Da man, wie gesagt, zunächst von relativ wenigen Besuchern ausging, entschied sich der Medienpädagoge Franz Glaw dafür, alle Angebote und Aktionen am Tag der Offenen Tür zu filmen, mit dem Ziel, einen Zusammenschnitt des Filmmaterials allen interessierten Eltern, die nicht zum Tag der offenen Tür kommen wollten oder konnten, via Internet zugänglich zu machen. Die Schule konnte den Regisseur Christian Kapp für das Projekt gewinnen. Kapp, der u.a. für das ZDF und Kika arbeitet, gehört zur Elternschaft der Waldorfschule Düsseldorf. Außerdem mit im Boot war die preisgekrönte Dokumentarfilmerin und Kamerafrau Eva Maschke. »Ziel dieser Kooperation war aber nicht, einen perfekten Film zu machen«, betont Glaw. »Vielmehr wollte ich medienaffinen Schülerinnen und Schülern unserer Schule die Gelegenheit geben, an der Produktion dieses Films mitzuwirken und von den Profis zu lernen.« Das Ergebnis ist unter https://www.rss-mg.de/1 zu sehen.

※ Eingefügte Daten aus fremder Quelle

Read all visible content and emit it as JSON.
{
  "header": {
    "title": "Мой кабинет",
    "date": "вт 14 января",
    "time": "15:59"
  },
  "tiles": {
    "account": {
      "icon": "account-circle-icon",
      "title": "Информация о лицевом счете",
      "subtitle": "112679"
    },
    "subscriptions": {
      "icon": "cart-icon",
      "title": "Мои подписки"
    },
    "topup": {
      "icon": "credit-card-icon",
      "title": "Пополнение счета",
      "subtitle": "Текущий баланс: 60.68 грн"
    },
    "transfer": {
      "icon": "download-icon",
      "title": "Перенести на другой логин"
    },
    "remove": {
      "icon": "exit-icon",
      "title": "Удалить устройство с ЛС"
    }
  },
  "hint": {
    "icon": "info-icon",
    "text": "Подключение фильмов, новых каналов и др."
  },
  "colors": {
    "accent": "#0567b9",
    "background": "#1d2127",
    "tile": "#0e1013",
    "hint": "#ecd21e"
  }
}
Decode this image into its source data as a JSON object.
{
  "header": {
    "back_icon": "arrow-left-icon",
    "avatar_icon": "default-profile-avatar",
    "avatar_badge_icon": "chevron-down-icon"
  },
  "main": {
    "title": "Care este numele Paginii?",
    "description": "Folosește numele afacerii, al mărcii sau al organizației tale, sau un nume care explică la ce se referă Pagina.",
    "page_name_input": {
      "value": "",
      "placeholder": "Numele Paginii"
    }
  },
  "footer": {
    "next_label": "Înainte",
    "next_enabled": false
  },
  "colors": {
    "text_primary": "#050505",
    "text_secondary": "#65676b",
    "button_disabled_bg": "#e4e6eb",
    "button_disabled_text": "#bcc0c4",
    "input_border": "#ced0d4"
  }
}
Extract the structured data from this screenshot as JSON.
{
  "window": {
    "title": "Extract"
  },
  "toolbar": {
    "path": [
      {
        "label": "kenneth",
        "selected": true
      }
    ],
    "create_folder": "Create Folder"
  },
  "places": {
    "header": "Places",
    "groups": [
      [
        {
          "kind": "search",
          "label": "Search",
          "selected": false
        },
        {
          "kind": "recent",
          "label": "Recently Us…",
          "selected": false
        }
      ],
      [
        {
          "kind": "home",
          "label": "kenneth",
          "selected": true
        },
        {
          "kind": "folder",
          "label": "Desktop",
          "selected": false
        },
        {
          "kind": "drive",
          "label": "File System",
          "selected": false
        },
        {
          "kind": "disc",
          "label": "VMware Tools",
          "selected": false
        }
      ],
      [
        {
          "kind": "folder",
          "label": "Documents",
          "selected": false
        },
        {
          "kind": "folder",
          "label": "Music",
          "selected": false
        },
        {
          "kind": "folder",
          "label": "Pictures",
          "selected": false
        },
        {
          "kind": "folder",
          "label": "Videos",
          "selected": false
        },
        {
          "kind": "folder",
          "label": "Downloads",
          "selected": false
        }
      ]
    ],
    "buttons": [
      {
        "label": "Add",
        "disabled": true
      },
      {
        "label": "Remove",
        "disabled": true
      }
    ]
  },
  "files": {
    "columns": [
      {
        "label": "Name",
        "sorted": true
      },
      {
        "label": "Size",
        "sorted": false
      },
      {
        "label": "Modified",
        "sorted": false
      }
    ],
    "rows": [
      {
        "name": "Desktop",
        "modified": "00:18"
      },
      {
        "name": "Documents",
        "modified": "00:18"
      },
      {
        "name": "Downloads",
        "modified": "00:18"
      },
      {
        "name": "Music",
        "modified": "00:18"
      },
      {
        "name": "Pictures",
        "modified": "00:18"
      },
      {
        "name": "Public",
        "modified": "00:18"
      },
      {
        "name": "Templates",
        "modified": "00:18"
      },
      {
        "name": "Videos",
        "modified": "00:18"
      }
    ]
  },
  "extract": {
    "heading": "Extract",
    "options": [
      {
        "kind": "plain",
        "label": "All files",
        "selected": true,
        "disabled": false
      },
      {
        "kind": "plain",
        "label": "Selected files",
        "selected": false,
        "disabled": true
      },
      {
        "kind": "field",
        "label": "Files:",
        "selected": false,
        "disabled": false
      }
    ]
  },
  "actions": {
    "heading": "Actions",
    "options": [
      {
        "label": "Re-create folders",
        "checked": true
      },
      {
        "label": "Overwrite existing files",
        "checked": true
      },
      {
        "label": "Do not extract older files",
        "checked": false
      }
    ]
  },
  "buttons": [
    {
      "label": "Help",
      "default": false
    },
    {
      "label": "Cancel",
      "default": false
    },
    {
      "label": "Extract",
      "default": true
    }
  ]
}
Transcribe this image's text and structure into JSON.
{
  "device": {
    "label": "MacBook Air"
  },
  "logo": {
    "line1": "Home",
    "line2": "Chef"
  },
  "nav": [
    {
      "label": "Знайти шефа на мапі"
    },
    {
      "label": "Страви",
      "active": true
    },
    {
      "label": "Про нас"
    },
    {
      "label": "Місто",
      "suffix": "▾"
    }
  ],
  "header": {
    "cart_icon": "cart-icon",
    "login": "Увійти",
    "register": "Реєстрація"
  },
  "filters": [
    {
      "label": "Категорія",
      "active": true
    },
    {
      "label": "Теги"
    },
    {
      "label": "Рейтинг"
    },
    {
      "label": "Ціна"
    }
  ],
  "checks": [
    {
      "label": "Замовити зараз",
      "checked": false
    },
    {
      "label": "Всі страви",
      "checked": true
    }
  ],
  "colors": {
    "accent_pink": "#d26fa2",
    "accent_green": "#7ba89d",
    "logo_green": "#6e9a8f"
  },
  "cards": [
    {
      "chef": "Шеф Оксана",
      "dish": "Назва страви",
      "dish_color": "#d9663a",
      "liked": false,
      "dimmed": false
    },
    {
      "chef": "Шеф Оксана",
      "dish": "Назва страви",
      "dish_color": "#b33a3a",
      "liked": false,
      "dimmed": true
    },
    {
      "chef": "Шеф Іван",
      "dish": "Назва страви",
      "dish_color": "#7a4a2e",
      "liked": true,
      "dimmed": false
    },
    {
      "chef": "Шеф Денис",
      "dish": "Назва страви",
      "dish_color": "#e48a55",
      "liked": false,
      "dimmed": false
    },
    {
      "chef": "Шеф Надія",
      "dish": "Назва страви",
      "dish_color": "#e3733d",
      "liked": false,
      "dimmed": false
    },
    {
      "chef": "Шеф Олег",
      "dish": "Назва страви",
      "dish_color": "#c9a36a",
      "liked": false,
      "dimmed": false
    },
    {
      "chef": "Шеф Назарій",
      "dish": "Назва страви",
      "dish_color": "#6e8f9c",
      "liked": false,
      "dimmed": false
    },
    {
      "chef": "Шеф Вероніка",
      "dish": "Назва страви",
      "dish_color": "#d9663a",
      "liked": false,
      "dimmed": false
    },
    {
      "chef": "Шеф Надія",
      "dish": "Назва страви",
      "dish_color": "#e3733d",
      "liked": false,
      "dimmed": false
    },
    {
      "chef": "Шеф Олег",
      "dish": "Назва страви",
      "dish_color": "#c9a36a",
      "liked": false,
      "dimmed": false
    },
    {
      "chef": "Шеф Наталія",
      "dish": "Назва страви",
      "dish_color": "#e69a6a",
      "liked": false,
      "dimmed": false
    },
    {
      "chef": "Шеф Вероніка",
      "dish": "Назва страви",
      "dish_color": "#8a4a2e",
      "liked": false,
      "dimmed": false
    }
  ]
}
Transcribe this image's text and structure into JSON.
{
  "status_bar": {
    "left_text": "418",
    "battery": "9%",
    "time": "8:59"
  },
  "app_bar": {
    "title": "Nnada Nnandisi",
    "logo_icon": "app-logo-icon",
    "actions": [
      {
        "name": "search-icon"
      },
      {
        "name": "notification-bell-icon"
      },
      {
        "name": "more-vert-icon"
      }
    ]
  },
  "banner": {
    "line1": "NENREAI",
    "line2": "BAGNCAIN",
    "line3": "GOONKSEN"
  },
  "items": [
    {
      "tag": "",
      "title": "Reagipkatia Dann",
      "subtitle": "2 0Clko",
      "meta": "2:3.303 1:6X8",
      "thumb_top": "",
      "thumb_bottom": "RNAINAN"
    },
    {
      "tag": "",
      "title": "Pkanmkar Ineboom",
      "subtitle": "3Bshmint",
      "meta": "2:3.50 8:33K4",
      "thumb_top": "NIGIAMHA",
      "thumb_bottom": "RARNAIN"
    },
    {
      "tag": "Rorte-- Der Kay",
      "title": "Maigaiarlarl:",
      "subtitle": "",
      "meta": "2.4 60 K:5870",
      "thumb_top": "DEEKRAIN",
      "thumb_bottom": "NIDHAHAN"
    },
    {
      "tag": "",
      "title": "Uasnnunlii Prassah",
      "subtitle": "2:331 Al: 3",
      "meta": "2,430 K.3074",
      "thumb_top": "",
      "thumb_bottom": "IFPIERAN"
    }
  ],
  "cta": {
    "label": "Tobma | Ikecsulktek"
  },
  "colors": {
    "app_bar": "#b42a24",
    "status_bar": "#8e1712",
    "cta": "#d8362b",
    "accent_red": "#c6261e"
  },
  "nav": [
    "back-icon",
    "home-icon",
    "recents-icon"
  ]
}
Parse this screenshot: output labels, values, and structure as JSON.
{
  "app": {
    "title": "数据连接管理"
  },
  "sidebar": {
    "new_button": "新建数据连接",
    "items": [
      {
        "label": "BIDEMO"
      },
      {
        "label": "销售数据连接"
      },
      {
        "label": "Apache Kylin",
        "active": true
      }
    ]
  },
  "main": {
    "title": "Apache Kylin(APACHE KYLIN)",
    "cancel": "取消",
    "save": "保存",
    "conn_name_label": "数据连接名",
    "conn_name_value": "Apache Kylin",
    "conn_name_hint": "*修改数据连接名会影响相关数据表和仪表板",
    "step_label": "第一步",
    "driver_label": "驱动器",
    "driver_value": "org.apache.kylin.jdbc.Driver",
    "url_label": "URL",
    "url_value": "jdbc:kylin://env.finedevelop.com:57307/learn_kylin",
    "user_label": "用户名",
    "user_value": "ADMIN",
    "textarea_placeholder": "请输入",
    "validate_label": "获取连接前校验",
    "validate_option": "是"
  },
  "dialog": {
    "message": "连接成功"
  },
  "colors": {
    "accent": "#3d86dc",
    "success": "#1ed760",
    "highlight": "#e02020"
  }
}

Die Bilanz fällt insgesamt positiv aus. »Wir haben teils verblüffende Erfahrungen gemacht«, fasst die Schulsekretärin Claudia Kaiser ihre Eindrücke zusammen. Obwohl aus der Not geboren, habe die Entscheidung nur »neue« Eltern zu empfangen, einen unerwartet positiven Nebeneffekt gehabt. »Für die Lehrer war es viel einfacher, mit den Besuchern in Kontakt zu kommen, weil sie nicht, wie sonst üblich, in Gespräche mit Eltern verwickelt waren, die sie bereits kennen. Die nutzen den Tag der offenen Tür nämlich gern, um Fragen aus dem Schulalltag zu klären, obwohl es dafür eigentlich auch Elternsprechstunden gibt.«

Neu war für das Kollegium auch die Erkenntnis, wie angenehm es sein kann, den Schnupperunterricht mit nur einem Teil der Schüler zu absolvieren. »Es gab nicht nur deutlich mehr Platz für Gäste in den Klassenzimmern, auch der Unterricht lief viel entspannter ab und es blieb mehr Zeit, um auf Fragen der Besucher einzugehen«, war eine oft gehörte Rückmeldung aus dem Kollegium. Auch bei den beteiligten Schülerinnen und Schülern ist den Lehrern an diesem Tag der offenen Tür unter Corona-Bedingungen etwas positiv aufgefallen: »Ich habe keine Schülerinnen und Schüler erlebt, die noch vor dem Ende der Veranstaltung gefragt haben: Darf ich schon nach Hause gehen?«

Zur Autorin: Christiane Neubauer, Redakteurin und freie Journalistin, Mutter eines Waldorfschülers in der 10. Klasse.